NLP Assignment 2 Report
The algorithm used here is the LSTM based Neural Network, which is a state-of-the-art approach for Language Modelling tasks nowadays. The corpus given consisted of ~50,000 sentences, which were earlier split in the ratio 7:2:1, and thus
train.txt consists of 35,000 sentences,
valid.txt consists of 10,000 sentences and
test.txt consists of 5,000 sentences.
The model was trained for various epochs, but due to some issues with Google Colab, not all of them could be stored. Further, at the time of calculating perplexity of the sentences, loading all the sentences was causing the Notebook to crash, and so in the perplexity files, only the first 30,000 tokens have been considered to avoid the crashing. NOTE that all the sentences in
train.txt were used to
Handling Unknown Words: Unknown words were handled by using the <unk> tag for all the words in training set whose count was lesser than or equal to 3. Then, while calculating perplexity of testing/validation datasets, an out of vocabulary word was mapped to the lemma as well. For handling sentence boundaries, <sent> tag was used.
LM1-LM4 are differnt LSTM-based LMs created during different epochs.
As we can see, the perplexities of Train, Test and Validate are of similar order. On the other hand, in case of statistical models with Kneyser-Ney and Witten Bell Smoothing, the perplexities were really low for training data, but high for testing data.
Kneser-Ney Training Perplexity: 3.4081123363458143
Kneser-Ney Validation Perplexity: 16778.791735467417
Kneser-Ney Testing Perplexity: 26457.949957689852
Witten Bell Training Perplexity: 2.468052151268716
Witten Bell Validation Perplexity: 293.50395706835184
Witten Bell Testing Perplexity: 462.81717604751435
Thus, as we can see, Neural Models are learning on Semantic data(by relating similar words with similar vectors), rather than just the counts of words occuring after one, which is the case in Siatistical Models.
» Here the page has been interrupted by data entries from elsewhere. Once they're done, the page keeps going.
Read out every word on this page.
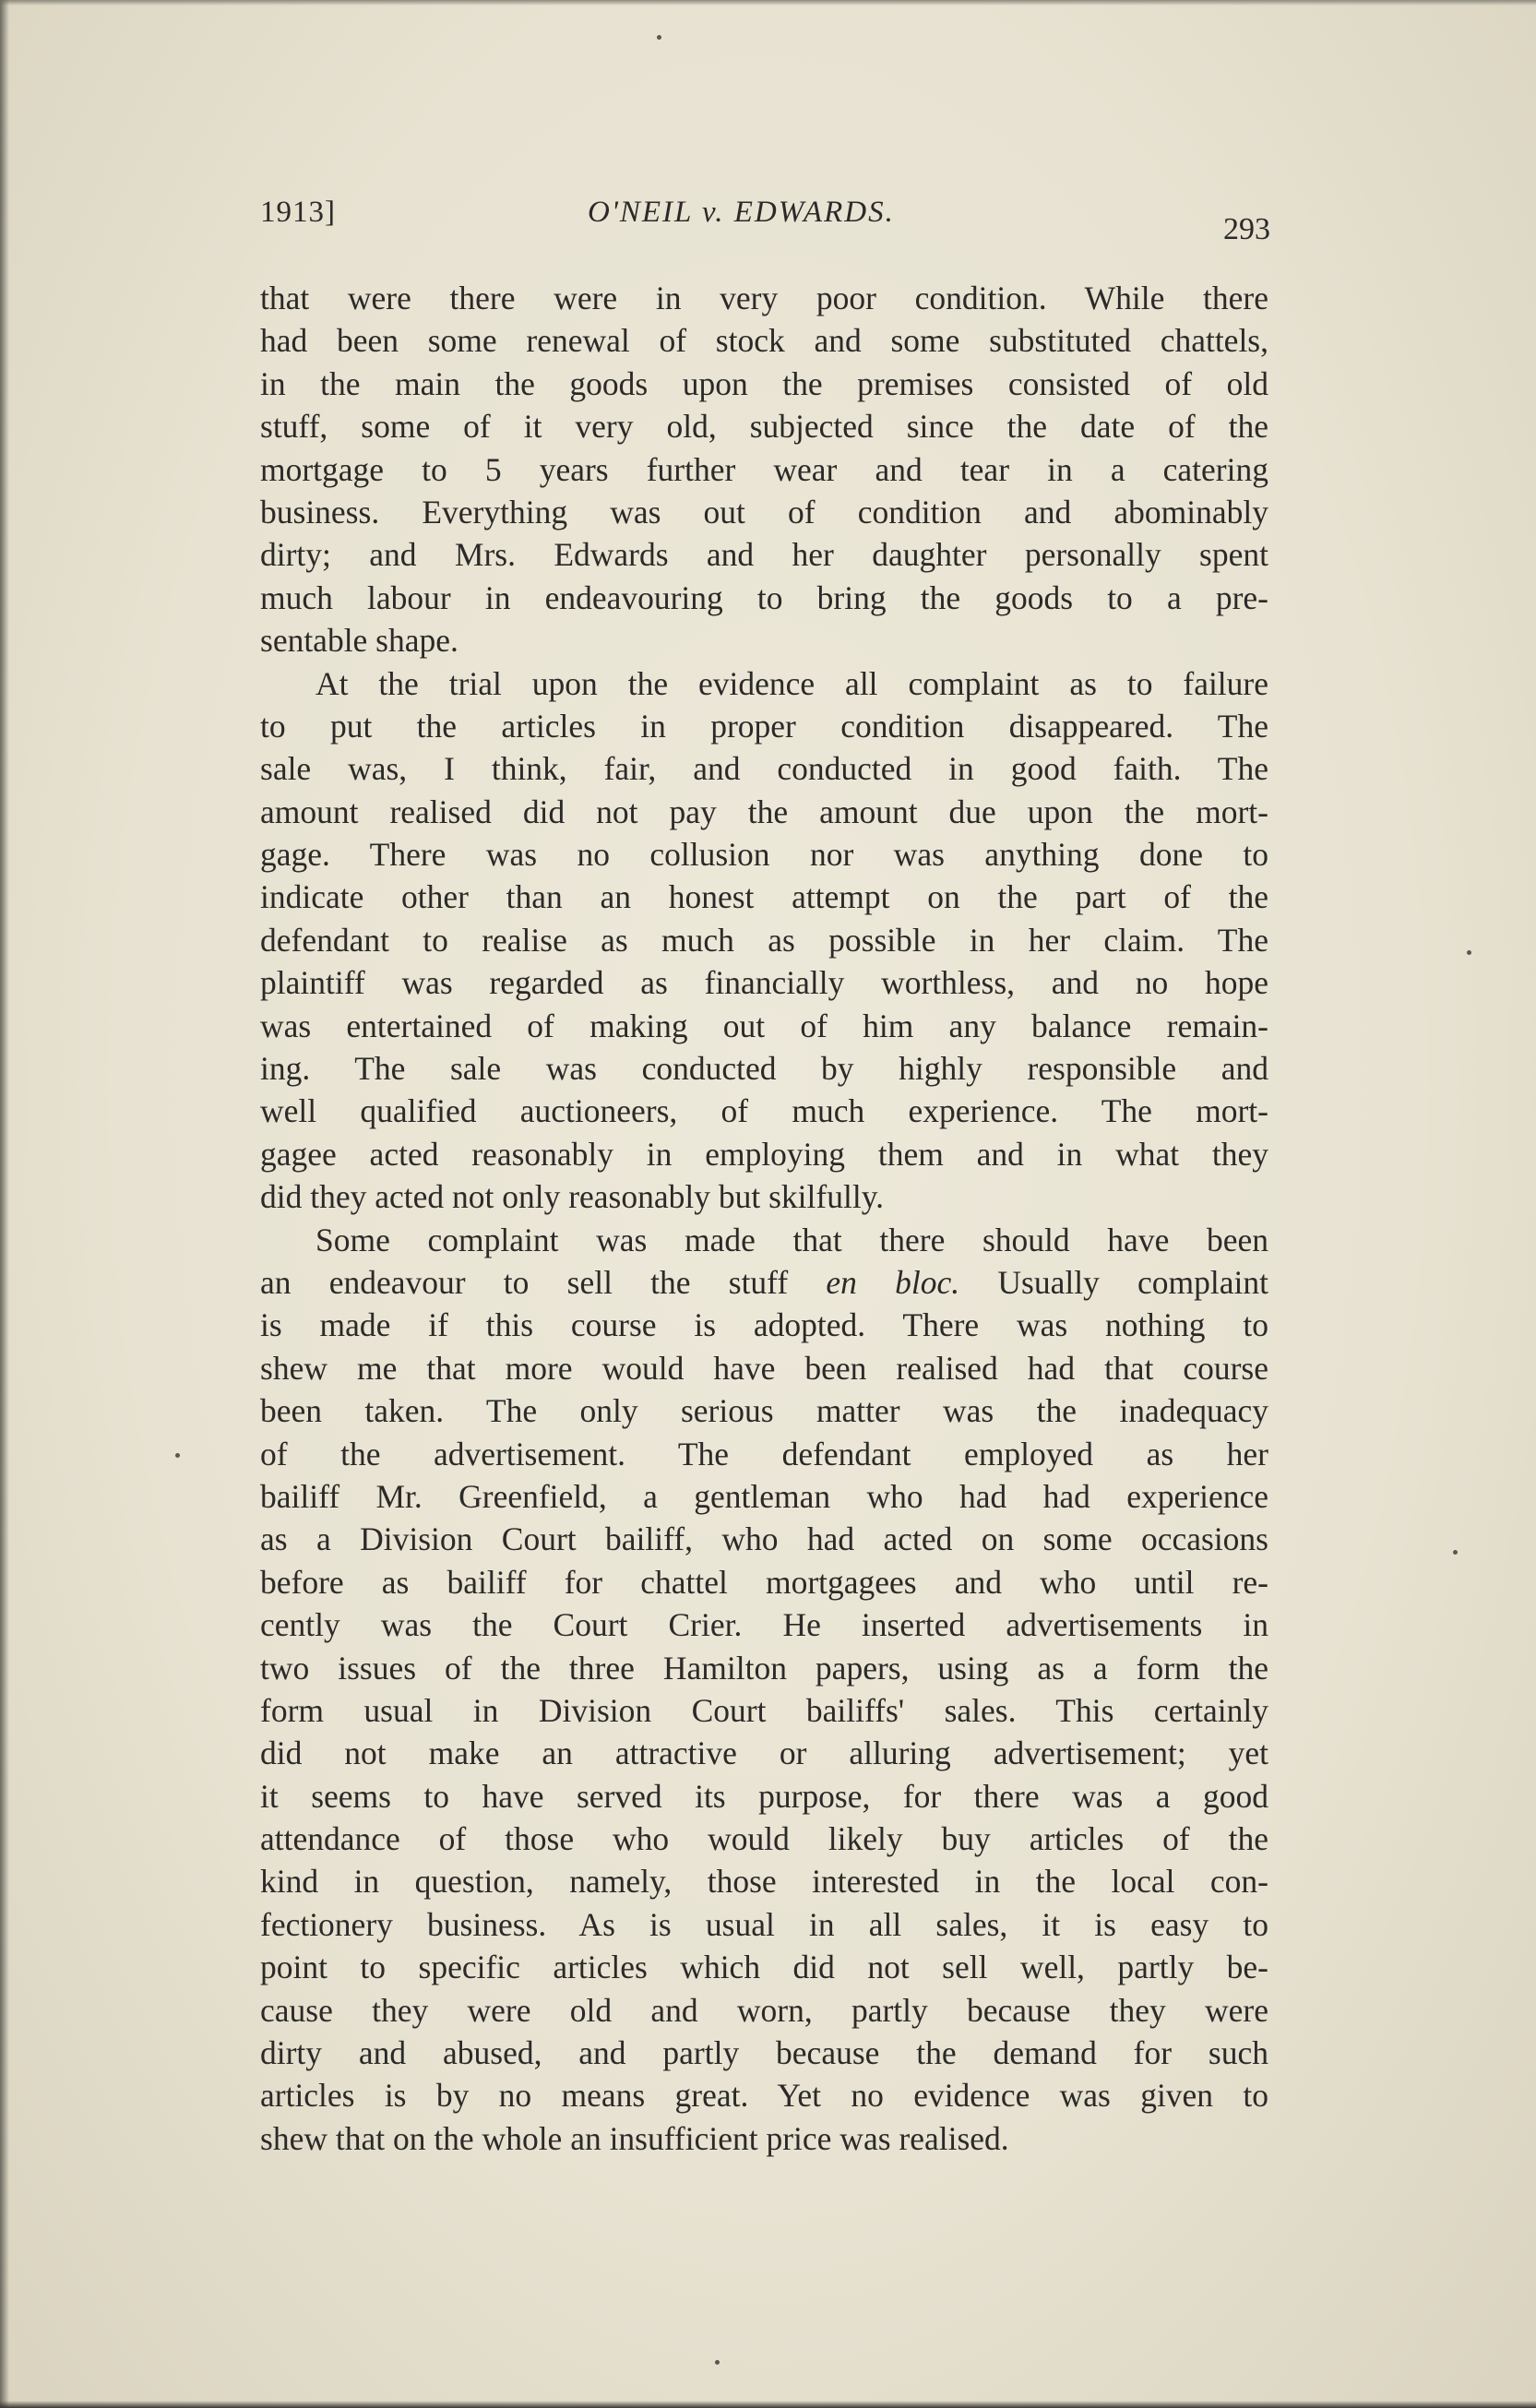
1913]	O'NEIL v. EDWARDS.	293
that were there were in very poor condition. While there
had been some renewal of stock and some substituted chattels,
in the main the goods upon the premises consisted of old
stuff, some of it very old, subjected since the date of the
mortgage to 5 years further wear and tear in a catering
business. Everything was out of condition and abominably
dirty; and Mrs. Edwards and her daughter personally spent
much labour in endeavouring to bring the goods to a pre-
sentable shape.
At the trial upon the evidence all complaint as to failure
to put the articles in proper condition disappeared. The
sale was, I think, fair, and conducted in good faith. The
amount realised did not pay the amount due upon the mort-
gage. There was no collusion nor was anything done to
indicate other than an honest attempt on the part of the
defendant to realise as much as possible in her claim. The
plaintiff was regarded as financially worthless, and no hope
was entertained of making out of him any balance remain-
ing. The sale was conducted by highly responsible and
well qualified auctioneers, of much experience. The mort-
gagee acted reasonably in employing them and in what they
did they acted not only reasonably but skilfully.
Some complaint was made that there should have been
an endeavour to sell the stuff en bloc. Usually complaint
is made if this course is adopted. There was nothing to
shew me that more would have been realised had that course
been taken. The only serious matter was the inadequacy
of the advertisement. The defendant employed as her
bailiff Mr. Greenfield, a gentleman who had had experience
as a Division Court bailiff, who had acted on some occasions
before as bailiff for chattel mortgagees and who until re-
cently was the Court Crier. He inserted advertisements in
two issues of the three Hamilton papers, using as a form the
form usual in Division Court bailiffs' sales. This certainly
did not make an attractive or alluring advertisement; yet
it seems to have served its purpose, for there was a good
attendance of those who would likely buy articles of the
kind in question, namely, those interested in the local con-
fectionery business. As is usual in all sales, it is easy to
point to specific articles which did not sell well, partly be-
cause they were old and worn, partly because they were
dirty and abused, and partly because the demand for such
articles is by no means great. Yet no evidence was given to
shew that on the whole an insufficient price was realised.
Thus, Neural Models give comparable performance for training, testing and validation data, as they are not learning which words occur after which, but rather correlate it with the vector representation through embeddings. Thus, we can even see worse performance of Training perplexities in Neural LMs as compared to Validation and Training, as it is not learning just on the counts from the training data.
We can also see that statistical models might also perform really good when there are few/no "unseen" n-grams and the unknown n-grams are handled well. It appears that Witten Bell works really good, but that might have been an error on my part on penalizing it lesser in unknown words and unknown contexts, as Kneyser-Ney seems to be a better estimate of what we would expect from a statistical model. As we can see in Kneyser-Ney, the perplexities on Brown Corpus are really small(single digit) for training,as it KNOWS for the training data what word will most likely occur based on its counts.However, it gives ~16k and ~26k errors for Training and Validation, since it has learnt on counts and not on embeddings.Even in Witten Bell, the perplexities are small for testing and validation data,but still there is a huge difference in training errors and testing/validation errors.
Thus, the basic difference between statistical and neural networks is that Statistical work really well on training data, but perform poorly on testing/validation sets. Neural models, on the other hand, give similar performance across all types of data.